Boson Expansion Methods in (1+1)-dimensional Light-Front QCD

TL;DR

This paper derives a bosonic Hamiltonian for (1+1)-dimensional light-front QCD using boson expansion methods, revealing a free meson spectrum in the large N limit.

Contribution

It introduces a boson expansion approach to derive a bosonic Hamiltonian in light-front QCD, connecting bilocal operators to meson states and analyzing the large N limit.

Findings

Bosonic Hamiltonian derived from 2D light-front QCD.

In the large N limit, the theory describes free mesons.

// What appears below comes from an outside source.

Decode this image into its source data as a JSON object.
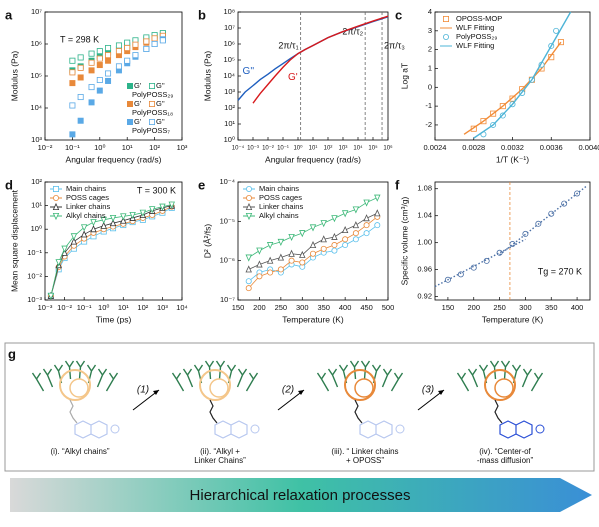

Mass spectrum matches the 't Hooft equation.

Abstract

We derive a bosonic Hamiltonian from two dimensional QCD on the light-front. To obtain the bosonic theory we find that it is useful to apply the boson expansion method which is the standard technique in quantum many-body physics. We introduce bilocal boson operators to represent the gauge-invariant quark bilinears and then local boson operators as the collective states of the bilocal bosons. If we adopt the Holstein-Primakoff type among various representations, we obtain a theory of infinitely many interacting bosons, whose masses are the eigenvalues of the 't Hooft equation. In the large $N$ limit, since the interaction disappears and the bosons are identified with mesons, we obtain a free Hamiltonian with infinite kinds of mesons.